Non ci soffermeremo, qui, sul fatto che questa Enciclica pone sullo stesso piano l’Ortodossia e la non-Ortodossia. Ricorderemo però che, se da un lato ha certamente aperto la strada all’ecumenismo, dall’altro è servito a provocare la genesi della questione “vecchio calendarista”, che resta un’esperienza tragica e traumatica nel corpo della Chiesa ortodossa e dovrebbe, per questo stessa ragione, da risolvere prima di qualsiasi soluzione parziale o più ampia nell’ambito del dialogo “ecumenico”.
(b) La precondizione della comune «celebrazione delle feste cristiane» non è l’accordo sul calendario o gli accordi diplomatici e giuridici, ma «l’unità della fede e la comunione dello Spirito Santo»; cioè l’adesione ad una concezione del cristianesimo come un “ospedale spirituale” (San Giovanni Crisostomo), cioè come ospedale esistenziale e sociale e come metodo di terapia.
L’ideologizzazione del cristianesimo o la sua formulazione accademica – malattie derivanti dal dialogo ecumenico – non solo non ci conducono all’unità che desideriamo, ma anzi ce ne allontanano. L’unità e l’unione che culminano nella Sacra Mensa e nel Santo Calice richiedono l'”unanimità” nella fede e nell’insieme della vita cristiana; cioè l’accettazione della Tradizione Apostolica nella sua totalità e l’incorporazione in essa.

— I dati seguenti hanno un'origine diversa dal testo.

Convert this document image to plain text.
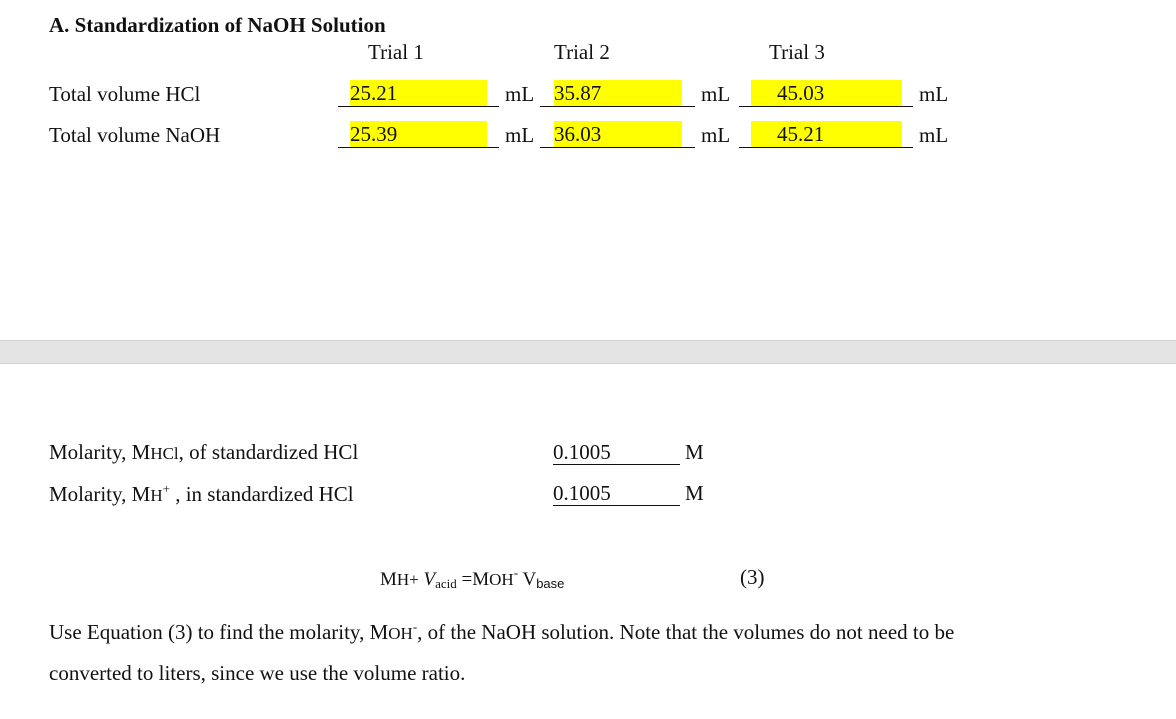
A. Standardization of NaOH Solution
Trial 1	Trial 2	Trial 3
Total volume HCl	25.21	mL 35.87	mL 45.03	mL
Total volume NaOH	25.39	mL 36.03	mL 45.21	mL
Molarity, MHCl, of standardized HCl	0.1005	M
Molarity, MH+ , in standardized HCl	0.1005	M
$MH+ V_{acid} =MOH^-$ $V_{base}$	(3)
Use Equation (3) to find the molarity, MOH-, of the NaOH solution. Note that the volumes do not need to be
converted to liters, since we use the volume ratio.
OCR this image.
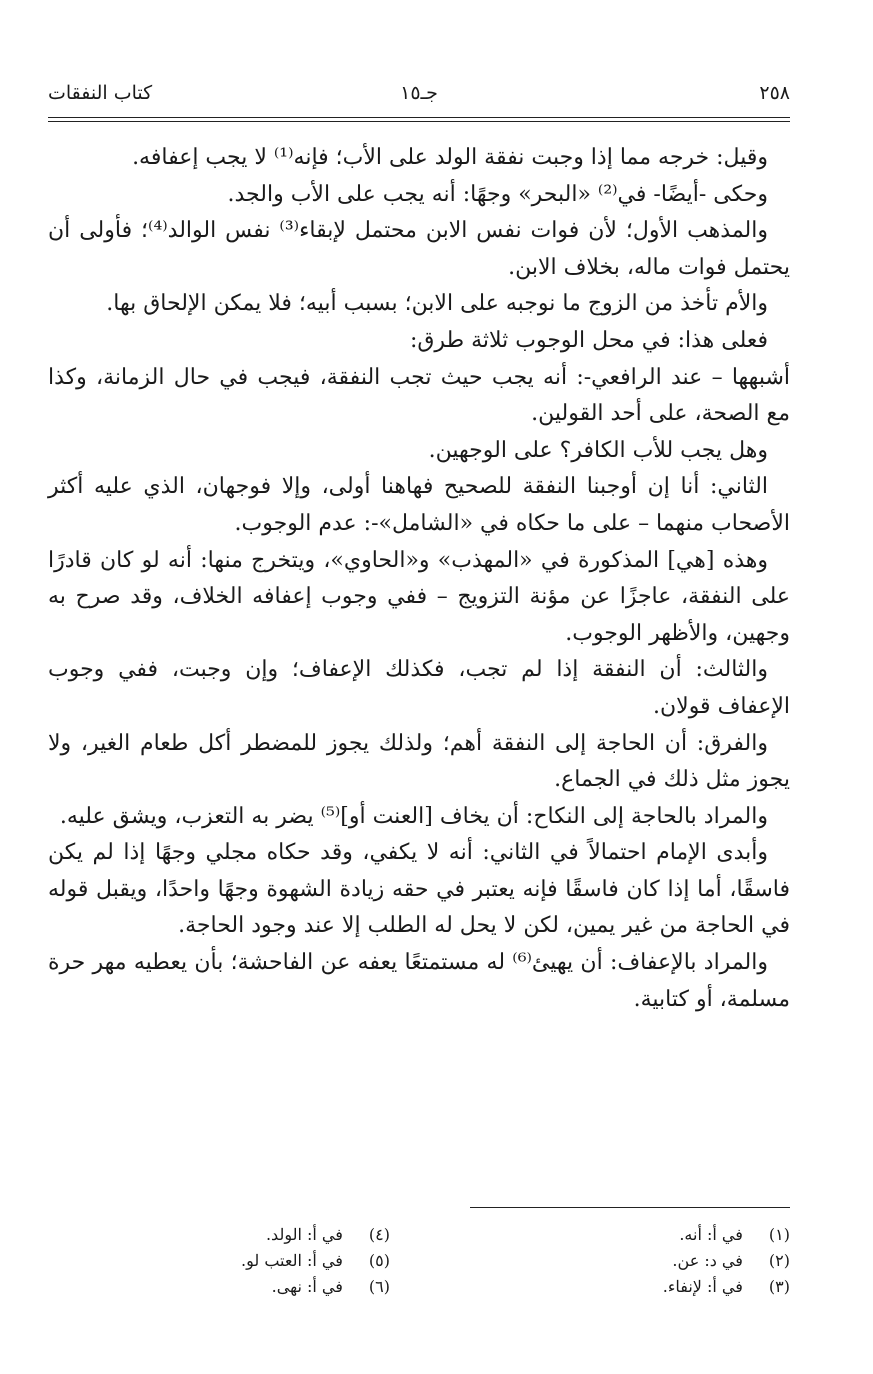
٢٥٨
جـ١٥
كتاب النفقات

وقيل: خرجه مما إذا وجبت نفقة الولد على الأب؛ فإنه⁽¹⁾ لا يجب إعفافه.

وحكى -أيضًا- في⁽²⁾ «البحر» وجهًا: أنه يجب على الأب والجد.

والمذهب الأول؛ لأن فوات نفس الابن محتمل لإبقاء⁽³⁾ نفس الوالد⁽⁴⁾؛ فأولى أن يحتمل فوات ماله، بخلاف الابن.

والأم تأخذ من الزوج ما نوجبه على الابن؛ بسبب أبيه؛ فلا يمكن الإلحاق بها.

فعلى هذا: في محل الوجوب ثلاثة طرق:

أشبهها – عند الرافعي-: أنه يجب حيث تجب النفقة، فيجب في حال الزمانة، وكذا مع الصحة، على أحد القولين.

وهل يجب للأب الكافر؟ على الوجهين.

الثاني: أنا إن أوجبنا النفقة للصحيح فهاهنا أولى، وإلا فوجهان، الذي عليه أكثر الأصحاب منهما – على ما حكاه في «الشامل»-: عدم الوجوب.

وهذه [هي] المذكورة في «المهذب» و«الحاوي»، ويتخرج منها: أنه لو كان قادرًا على النفقة، عاجزًا عن مؤنة التزويج – ففي وجوب إعفافه الخلاف، وقد صرح به وجهين، والأظهر الوجوب.

والثالث: أن النفقة إذا لم تجب، فكذلك الإعفاف؛ وإن وجبت، ففي وجوب الإعفاف قولان.

والفرق: أن الحاجة إلى النفقة أهم؛ ولذلك يجوز للمضطر أكل طعام الغير، ولا يجوز مثل ذلك في الجماع.

والمراد بالحاجة إلى النكاح: أن يخاف [العنت أو]⁽⁵⁾ يضر به التعزب، ويشق عليه.

وأبدى الإمام احتمالاً في الثاني: أنه لا يكفي، وقد حكاه مجلي وجهًا إذا لم يكن فاسقًا، أما إذا كان فاسقًا فإنه يعتبر في حقه زيادة الشهوة وجهًا واحدًا، ويقبل قوله في الحاجة من غير يمين، لكن لا يحل له الطلب إلا عند وجود الحاجة.

والمراد بالإعفاف: أن يهيئ⁽⁶⁾ له مستمتعًا يعفه عن الفاحشة؛ بأن يعطيه مهر حرة مسلمة، أو كتابية.

(١) في أ: أنه.
(٢) في د: عن.
(٣) في أ: لإنفاء.
(٤) في أ: الولد.
(٥) في أ: العتب لو.
(٦) في أ: نهى.
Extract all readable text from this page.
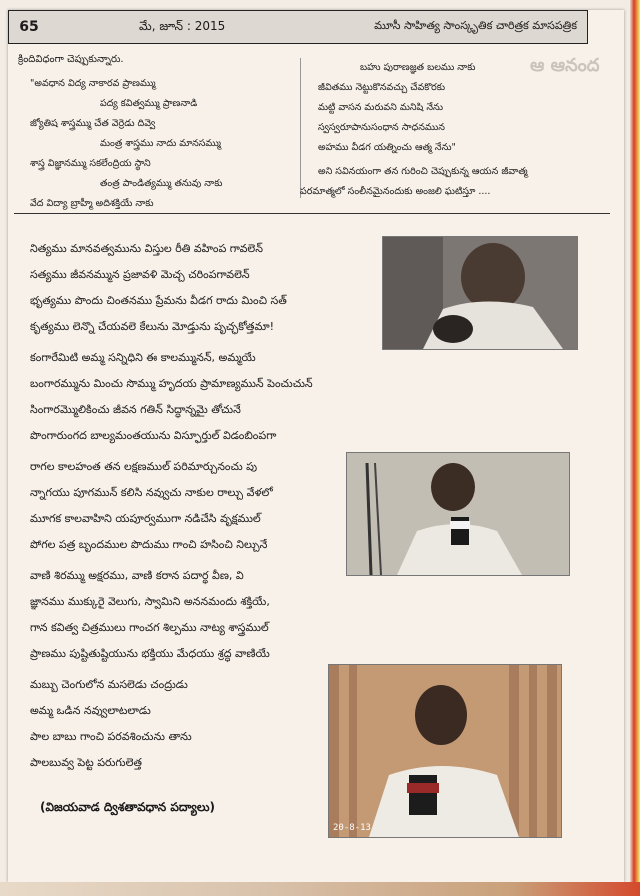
65	మే, జూన్ : 2015	మూసీ సాహిత్య సాంస్కృతిక చారిత్రక మాసపత్రిక
ఆ ఆనంద
క్రిందివిధంగా చెప్పుకున్నారు.
"అవధాన విద్య నాకారవ ప్రాణమ్ము
పద్య కవిత్వమ్ము ప్రాణనాడి
జ్యోతిష శాస్త్రమ్ము చేత వెర్రెడు దివ్వె
మంత్ర శాస్త్రము నాదు మానసమ్ము
శాస్త్ర విజ్ఞానమ్ము సకలేంద్రియ స్థాని
తంత్ర పాండిత్యమ్ము తనువు నాకు
వేద విద్యా బ్రాహ్మీ అదిశక్తియే నాకు
బహు పురాణజ్ఞత బలము నాకు
జీవితము నెట్టుకొనవచ్చు చేవకొరకు
మట్టి వాసన మరువని మనిషి నేను
స్వస్వరూపానుసంధాన సాధనమున
అహము వీడగ యత్నించు ఆత్మ నేను"
అని సవినయంగా తన గురించి చెప్పుకున్న ఆయన జీవాత్మ
పరమాత్మలో సంలీనమైనందుకు అంజలి ఘటిస్తూ ....
నిత్యము మానవత్వమును విస్తుల రీతి వహింప గావలెన్
సత్యము జీవనమ్మున ప్రజావళి మెచ్చ చరింపగావలెన్
భృత్యము పొందు చింతనము ప్రేమను వీడగ రాదు మించి సత్
కృత్యము లెన్నొ చేయవలె కేలును మోడ్తును పృచ్ఛకోత్తమా!
కంగారేమిటి అమ్మ సన్నిధిని ఈ కాలమ్మునన్, అమ్మయే
బంగారమ్మును మించు సొమ్ము హృదయ ప్రామాణ్యమున్ పెంచుచున్
సింగారమ్మొలికించు జీవన గతిన్ సిద్ధాన్నమై తోచునే
పొంగారుంగద బాల్యమంతయును విస్ఫూర్తుల్ విడంబింపగా
రాగల కాలహంత తన లక్షణముల్ పరిమార్చునంచు పు
న్నాగయు పూగమున్ కలిసి నవ్వుచు నాకుల రాల్చు వేళలో
మూగక కాలవాహిని యపూర్వముగా నడిచేసి వృక్షముల్
పోగల పత్ర బృందముల పొదుము గాంచి హసించి నిల్చునే
వాణి శిరమ్ము అక్షరము, వాణి కరాన పదార్థ వీణ, వి
జ్ఞానము ముక్కురై వెలుగు, స్వామిని అననమందు శక్తియే,
గాన కవిత్వ చిత్రములు గాంచగ శిల్పము నాట్య శాస్త్రముల్
ప్రాణము పుష్టితుష్టియును భక్తియు మేధయు శ్రద్ధ వాణియే
మబ్బు చెంగులోన మసలెడు చంద్రుడు
అమ్మ ఒడిన నవ్వులాటలాడు
పాల బాబు గాంచి పరవశించును తాను
పాలబువ్వ పెట్ట పరుగులెత్త
(విజయవాడ ద్విశతావధాన పద్యాలు)
20-8-13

È proprio per questa ragione che il culto e la tradizione liturgica da soli non costituiscono una base di unità, come credono ampiamente, ma erroneamente, coloro che sono impegnati nel dialogo ecumenico. Il culto e la partecipazione al culto non sono efficaci in termini soteriologici, al di fuori del contesto sopra menzionato di una tradizione ecclesiologica comune. La preghiera perenne del credente ortodosso è per “la restaurazione e la riunione degli erranti” al Corpo di Cristo, l’Unica Chiesa (Liturgia di San Basilio Magno) .
In questo modo si giustifica la forza anfidromica dell’affermazione di san Paolo, che abbiamo citato all’inizio: «Se la risurrezione di Cristo è il fondamento della nostra fede, allora la fede autentica è l’unica precondizione per la partecipazione alla risurrezione. come il più grande evento della nostra salvezza in Cristo.”
L’arciprete Giorgio Metallinos è stato un sacerdote della Chiesa di Grecia e professore di teologia dell’Università di Atene. Questo articolo è stato pubblicato sul quotidiano Kathimerini.